Halftoning techniques are widely employed in the printing and display of digital images, and are used because the physical processes involved are binary in nature or because the processes being used have been restricted to binary operation for reasons of cost, speed, memory, or stability in the presence of process fluctuations. The term halftoning refers to a process of representing an image as a bi-level image such that, when viewed from a suitable distance, it gives the same impression as the original image. Halftoning reduces the number of quantization levels per pixel in a digital image. Over the long history of halftoning, a number of halftoning techniques have been developed which are adapted for different applications.
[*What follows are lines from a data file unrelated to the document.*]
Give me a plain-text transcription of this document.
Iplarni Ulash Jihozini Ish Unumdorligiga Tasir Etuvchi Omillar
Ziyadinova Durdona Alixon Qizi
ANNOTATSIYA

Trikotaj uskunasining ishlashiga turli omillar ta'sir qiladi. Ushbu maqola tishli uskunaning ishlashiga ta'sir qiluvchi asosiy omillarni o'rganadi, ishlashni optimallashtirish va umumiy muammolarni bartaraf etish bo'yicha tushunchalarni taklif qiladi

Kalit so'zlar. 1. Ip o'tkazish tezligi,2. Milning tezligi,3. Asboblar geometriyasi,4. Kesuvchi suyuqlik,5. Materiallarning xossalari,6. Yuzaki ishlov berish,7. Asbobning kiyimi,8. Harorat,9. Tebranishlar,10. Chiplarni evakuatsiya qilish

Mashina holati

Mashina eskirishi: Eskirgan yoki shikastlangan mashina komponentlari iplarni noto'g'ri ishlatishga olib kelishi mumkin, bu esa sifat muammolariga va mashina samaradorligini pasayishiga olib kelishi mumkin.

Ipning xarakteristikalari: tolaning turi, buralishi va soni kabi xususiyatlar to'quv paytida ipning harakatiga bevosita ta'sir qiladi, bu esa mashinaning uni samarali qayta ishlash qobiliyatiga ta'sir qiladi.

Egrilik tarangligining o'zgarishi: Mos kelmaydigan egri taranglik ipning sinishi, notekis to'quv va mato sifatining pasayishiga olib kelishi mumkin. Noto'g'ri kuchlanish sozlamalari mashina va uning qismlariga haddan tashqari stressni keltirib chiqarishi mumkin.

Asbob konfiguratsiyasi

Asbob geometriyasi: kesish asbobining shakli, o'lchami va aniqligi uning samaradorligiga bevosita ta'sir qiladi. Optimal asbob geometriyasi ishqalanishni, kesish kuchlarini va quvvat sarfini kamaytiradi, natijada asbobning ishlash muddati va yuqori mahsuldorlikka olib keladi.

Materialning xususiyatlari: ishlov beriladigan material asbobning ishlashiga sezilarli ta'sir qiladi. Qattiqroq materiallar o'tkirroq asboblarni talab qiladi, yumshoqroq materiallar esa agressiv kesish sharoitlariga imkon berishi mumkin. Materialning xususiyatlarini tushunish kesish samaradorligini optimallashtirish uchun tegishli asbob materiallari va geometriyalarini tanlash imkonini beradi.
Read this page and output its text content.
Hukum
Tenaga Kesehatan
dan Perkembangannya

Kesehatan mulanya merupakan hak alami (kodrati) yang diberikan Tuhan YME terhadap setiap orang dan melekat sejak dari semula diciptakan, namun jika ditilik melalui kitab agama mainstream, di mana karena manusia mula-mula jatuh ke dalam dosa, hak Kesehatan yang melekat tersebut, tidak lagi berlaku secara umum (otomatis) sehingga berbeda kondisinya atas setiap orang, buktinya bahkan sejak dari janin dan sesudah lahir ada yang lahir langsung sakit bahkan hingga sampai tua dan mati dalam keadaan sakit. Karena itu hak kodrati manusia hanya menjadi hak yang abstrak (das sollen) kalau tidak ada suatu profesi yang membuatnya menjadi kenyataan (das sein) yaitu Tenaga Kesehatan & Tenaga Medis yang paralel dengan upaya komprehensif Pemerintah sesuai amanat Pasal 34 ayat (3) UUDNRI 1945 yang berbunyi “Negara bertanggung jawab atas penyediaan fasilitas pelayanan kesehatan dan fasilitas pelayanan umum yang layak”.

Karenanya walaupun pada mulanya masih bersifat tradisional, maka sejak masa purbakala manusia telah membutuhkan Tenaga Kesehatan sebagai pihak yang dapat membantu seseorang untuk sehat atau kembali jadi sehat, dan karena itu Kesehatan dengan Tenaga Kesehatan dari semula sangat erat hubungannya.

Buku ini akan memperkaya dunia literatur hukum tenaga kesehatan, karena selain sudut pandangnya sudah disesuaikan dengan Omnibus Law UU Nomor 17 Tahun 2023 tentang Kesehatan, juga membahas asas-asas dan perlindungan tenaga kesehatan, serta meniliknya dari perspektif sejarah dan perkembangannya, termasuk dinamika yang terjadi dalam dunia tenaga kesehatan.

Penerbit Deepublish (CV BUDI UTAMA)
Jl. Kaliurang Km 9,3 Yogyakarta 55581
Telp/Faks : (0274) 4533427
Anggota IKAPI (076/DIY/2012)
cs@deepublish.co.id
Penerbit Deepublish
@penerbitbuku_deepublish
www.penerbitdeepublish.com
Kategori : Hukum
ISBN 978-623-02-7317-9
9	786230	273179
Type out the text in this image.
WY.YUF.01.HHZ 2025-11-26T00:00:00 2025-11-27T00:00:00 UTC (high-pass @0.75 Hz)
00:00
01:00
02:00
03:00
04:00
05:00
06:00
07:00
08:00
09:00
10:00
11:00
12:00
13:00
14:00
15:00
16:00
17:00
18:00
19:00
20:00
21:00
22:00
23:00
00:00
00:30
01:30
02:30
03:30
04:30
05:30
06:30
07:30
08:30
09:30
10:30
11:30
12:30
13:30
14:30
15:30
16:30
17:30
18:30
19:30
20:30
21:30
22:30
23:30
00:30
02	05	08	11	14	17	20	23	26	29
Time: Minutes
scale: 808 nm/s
Classical halftone screening applies a mask of threshold values to each color of the multi-bit image. Such thresholds are stored as a matrix in a repetitive pattern. Each tile of the repetitive pattern of the matrix is a halftone cell. Digital halftones generated using threshold arrays that tile the image plane were originally designed to be periodic for simplicity and to minimize memory requirements. With the increase in computational power and memory, these constraints become less stringent. Digital halftoning uses a raster image or bitmap within which each monochrome picture element or pixel may be on or off (ink or no ink). Consequently, to emulate the photographic halftone cell, the digital halftone cell contains groups of monochrome pixels within the same-sized cell area.
To keep the same appearance at each color level, the halftone dot sizes used are smaller, and the amount of toner used is smaller. An issue with high frequency or stochastic screens is that they can appear unstable or noisy when used in laser printers. If the pattern is stochastic with irregular spacing between the dots, the appearance can be quite noisy.